On Mon, Mar 15, 2010 at 5:21 AM, Alia K <[email protected]> wrote:
> Another way to work with code fragments... may offer some ideas for
> leo..
>
> http://www.cs.brown.edu/people/acb/codebubbles_site.htm
>
> <quote>
>
> Developers spend significant time reading and navigating code
> fragments spread across multiple locations. The file-based nature of
> contemporary IDEs makes it prohibitively difficult to create and
> maintain a simultaneous view of such fragments. We propose a novel
> user interface metaphor for code understanding and maintanence based
> on collections of lightweight, editable fragments called bubbles,
> which form concurrently visible working sets.

I've been thinking about related topics for the last month or so.

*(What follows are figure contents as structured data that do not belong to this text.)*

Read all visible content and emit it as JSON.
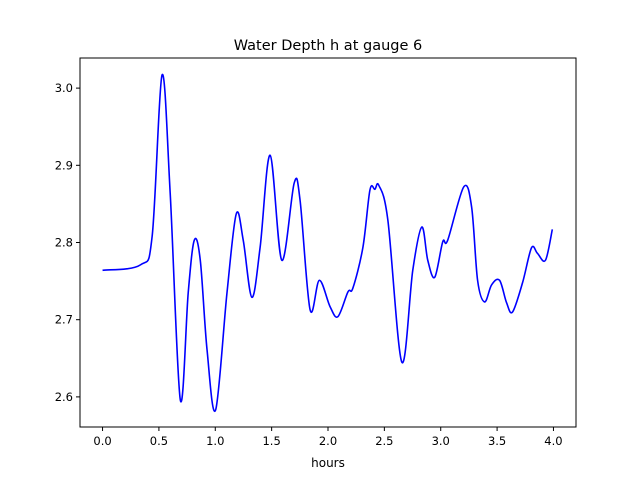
{
  "chart_data": {
    "type": "line",
    "title": "Water Depth h at gauge 6",
    "xlabel": "hours",
    "ylabel": "",
    "xlim": [
      -0.2,
      4.2
    ],
    "ylim": [
      2.561,
      3.039
    ],
    "xticks": [
      0.0,
      0.5,
      1.0,
      1.5,
      2.0,
      2.5,
      3.0,
      3.5,
      4.0
    ],
    "xtick_labels": [
      "0.0",
      "0.5",
      "1.0",
      "1.5",
      "2.0",
      "2.5",
      "3.0",
      "3.5",
      "4.0"
    ],
    "yticks": [
      2.6,
      2.7,
      2.8,
      2.9,
      3.0
    ],
    "ytick_labels": [
      "2.6",
      "2.7",
      "2.8",
      "2.9",
      "3.0"
    ],
    "grid": false,
    "series": [
      {
        "name": "h",
        "color": "#0000ff",
        "x": [
          0.0,
          0.336,
          0.44,
          0.528,
          0.6,
          0.69,
          0.76,
          0.814,
          0.867,
          0.927,
          1.003,
          1.104,
          1.186,
          1.248,
          1.325,
          1.398,
          1.487,
          1.59,
          1.7,
          1.752,
          1.841,
          1.923,
          2.018,
          2.088,
          2.177,
          2.221,
          2.31,
          2.372,
          2.416,
          2.451,
          2.531,
          2.655,
          2.752,
          2.832,
          2.885,
          2.947,
          3.018,
          3.062,
          3.204,
          3.274,
          3.327,
          3.389,
          3.451,
          3.522,
          3.584,
          3.637,
          3.726,
          3.805,
          3.858,
          3.929,
          3.99
        ],
        "y": [
          2.764,
          2.771,
          2.808,
          3.017,
          2.864,
          2.596,
          2.735,
          2.803,
          2.777,
          2.661,
          2.583,
          2.735,
          2.837,
          2.803,
          2.729,
          2.794,
          2.913,
          2.777,
          2.877,
          2.855,
          2.713,
          2.751,
          2.717,
          2.704,
          2.736,
          2.741,
          2.794,
          2.868,
          2.869,
          2.874,
          2.829,
          2.645,
          2.764,
          2.82,
          2.777,
          2.755,
          2.801,
          2.803,
          2.872,
          2.846,
          2.751,
          2.723,
          2.745,
          2.751,
          2.722,
          2.71,
          2.748,
          2.793,
          2.786,
          2.777,
          2.817
        ]
      }
    ]
  }
}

I've gotten no responses from the code bubbles people or the Mathematica people.

Some recent thoughts:

1. Certain implementation problems become much easier when everyone
uses the same IDE.  In that case, sentinels are not needed.  For
example, if everyone uses Eclipse, sentinels can become so-called
markers.

I suspect, but do not know for sure, that code bubbles are assumed to
live in such a context.  If not, bubbles must have something like
gnx's.

2. A few days ago I realized why I have resisted working with Emacs,
Vim and Eclipse.  They may be capable in many ways, they may have lots
of good plugins, they may have large user communities and they may
have great ideas that can be used in Leo, but the fact is I don't like
these environments.

Indeed, Vim and Emacs have wretched visual appearances by default.
Eclipse is much better in this regard, but it is based on Java.  True,
Java has many pluses, and Jython mitigates Java, but the Eclipse
environment is "polluted" by Java-oriented design throughout.  Compare
Java OSGI with Leo plugins.

Of course, you may disagree with various parts of my assessment, but
the situation *for me* is clear.  I'm never going to be happy using
anything but Leo.

This concludes my once-a-year reassessment of the state of the
programming world.  It's time to continue adding the best features of
Emacs, Vim, Eclipse and Mathematica to Leo.